🤖 AI Summary
This study addresses the limitations of large language models in generating scientific research roadmaps—specifically, insufficient domain expertise, suboptimal task decomposition, and logical inconsistencies—by proposing RoadMapper, a multi-agent collaborative framework that structures the generation process into three phases: initial drafting, knowledge augmentation, and iterative critique-revision-evaluation. The work introduces RoadMap, the first benchmark dataset for research roadmap generation, and integrates knowledge enhancement with multi-agent coordination. Experimental results demonstrate that RoadMapper significantly outperforms baseline methods in domain specificity, logical coherence, and practical utility, achieving an average performance improvement of over 8% while reducing generation time to merely 16% of that required by human experts.
📝 Abstract
People commonly leverage structured content to accelerate knowledge acquisition and research problem solving. Among these, roadmaps guide researchers through hierarchical subtasks to solve complex research problems step by step. Despite progress in structured content generation, the roadmap generation task has remained unexplored. To bridge this gap, we introduce RoadMap, a novel benchmark designed to evaluate the ability of large language models (LLMs) to construct high-quality roadmaps for solving complex research problems. Based on this, we identify three limitations of LLMs: (1) lack of professional knowledge, (2) unreasonable task decomposition, and (3) disordered logical relationships.

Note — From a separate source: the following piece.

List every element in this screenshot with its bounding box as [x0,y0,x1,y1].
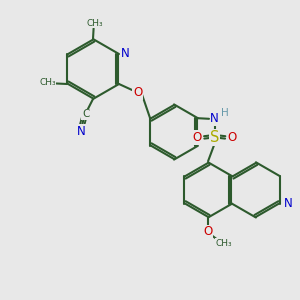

To address these challenges, we propose RoadMapper, an LLM-based multi-agent system that decomposes the research roadmap generation task into three key stages (i.e., initial generation, knowledge augmentation, and iterative "critique-revise-evaluate"). Extensive experiments demonstrate that RoadMapper can improve LLMs' ability for roadmap generation, while enhancing average performance by more than 8% and saving 84% of the time required by human experts, highlighting its effectiveness and application potential.